According to the committee’s final report, the percentage of Flint children with elevated blood-lead levels rose from 2.5 percent in 2013 to as much as 5 percent in 2015. The state of Michigan already has been providing support to Flint in a number of ways —replacing old pipes, faucets and lead service lines, for example, and opening new early-education centers and expanding the availability of health screenings.
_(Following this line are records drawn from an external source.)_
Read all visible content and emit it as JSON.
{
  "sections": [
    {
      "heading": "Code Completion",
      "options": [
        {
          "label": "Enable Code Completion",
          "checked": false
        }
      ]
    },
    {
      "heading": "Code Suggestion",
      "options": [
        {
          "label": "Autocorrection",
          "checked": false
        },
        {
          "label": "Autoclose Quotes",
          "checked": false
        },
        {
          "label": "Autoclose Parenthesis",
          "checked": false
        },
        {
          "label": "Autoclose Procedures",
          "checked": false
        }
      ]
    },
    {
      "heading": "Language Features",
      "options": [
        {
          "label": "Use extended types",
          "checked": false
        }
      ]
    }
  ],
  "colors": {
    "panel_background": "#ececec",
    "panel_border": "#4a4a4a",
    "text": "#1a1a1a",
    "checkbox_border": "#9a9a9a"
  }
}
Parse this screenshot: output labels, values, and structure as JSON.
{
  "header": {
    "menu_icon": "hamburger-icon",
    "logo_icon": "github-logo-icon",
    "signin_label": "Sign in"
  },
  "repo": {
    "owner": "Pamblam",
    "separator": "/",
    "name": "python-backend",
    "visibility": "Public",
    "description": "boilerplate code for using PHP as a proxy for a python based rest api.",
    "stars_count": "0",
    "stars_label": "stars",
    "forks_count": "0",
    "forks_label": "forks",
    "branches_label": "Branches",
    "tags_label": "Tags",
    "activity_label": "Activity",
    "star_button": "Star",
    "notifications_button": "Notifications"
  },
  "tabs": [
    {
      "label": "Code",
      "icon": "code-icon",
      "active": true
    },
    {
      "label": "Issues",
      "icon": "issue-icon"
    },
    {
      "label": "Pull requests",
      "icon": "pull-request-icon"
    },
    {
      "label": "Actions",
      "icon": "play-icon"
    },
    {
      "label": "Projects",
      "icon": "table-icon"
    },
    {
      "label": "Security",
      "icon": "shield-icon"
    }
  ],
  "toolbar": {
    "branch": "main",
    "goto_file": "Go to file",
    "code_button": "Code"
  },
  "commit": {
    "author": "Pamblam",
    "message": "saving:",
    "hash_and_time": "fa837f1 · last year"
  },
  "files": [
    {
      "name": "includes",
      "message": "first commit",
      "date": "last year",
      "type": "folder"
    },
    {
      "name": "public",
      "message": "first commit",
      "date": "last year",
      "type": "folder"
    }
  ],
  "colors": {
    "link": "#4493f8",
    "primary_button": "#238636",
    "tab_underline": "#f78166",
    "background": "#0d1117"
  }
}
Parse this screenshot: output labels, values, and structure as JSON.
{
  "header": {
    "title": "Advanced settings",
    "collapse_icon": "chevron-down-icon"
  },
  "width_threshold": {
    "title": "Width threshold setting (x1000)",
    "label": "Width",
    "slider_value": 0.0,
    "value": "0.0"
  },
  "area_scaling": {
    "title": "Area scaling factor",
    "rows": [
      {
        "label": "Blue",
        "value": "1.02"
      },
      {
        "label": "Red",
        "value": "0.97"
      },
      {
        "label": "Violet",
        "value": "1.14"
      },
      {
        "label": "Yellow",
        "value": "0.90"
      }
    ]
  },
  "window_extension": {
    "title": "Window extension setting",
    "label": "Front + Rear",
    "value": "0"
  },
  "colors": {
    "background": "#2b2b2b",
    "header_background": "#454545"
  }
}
U.S. Congress sets up new programs to keep lead out of drinking water
Exposure to high levels of lead can have adverse health effects for people of all ages, but it is especially dangerous for young children and the unborn. Behavioral problems, lower IQ scores, hearing and speech problems, and slowed growth have been associated with high levels of lead in the blood, according to the U.S. Environmental Protection Agency.
One of the national success stories in public health over the past 30 years has been a dramatic reduction in the number of children testing for high levels of lead in their blood. Reasons for the decline have included prohibitions on the sale of leaded gasoline and household paint containing lead.
But the crisis in Flint, Mich., is a reminder that lead contamination also can come from the lead pipes, fixtures and faucets that bring drinking water to residences, day care facilities and schools. Just weeks before it adjourned for the year, the U.S. Congress approved several new measures to help states, local communities and schools do more to prevent lead contamination or mitigate the damage from it. Examples include:
authorizing $20 million to start a grant program for schools and day care facilities that voluntarily decide to test their drinking water for lead contamination;
establishing a $60 million-a-year grant program to replace lead service lines, with priority given to financially strained communities that have had high lead levels in their water within the previous three years;
requiring the U.S. EPA to alert the public within 24 hours (if the state does not do so) of high lead levels in a local drinking water supply;
providing $15 million a year for the U.S. Centers for Disease Control and Prevention’s Lead Poisoning Prevention Fund; and
funding programs to create a lead exposure registry and Childhood Lead Poisoning Prevention Program.
These bipartisan measures were signed into law in December.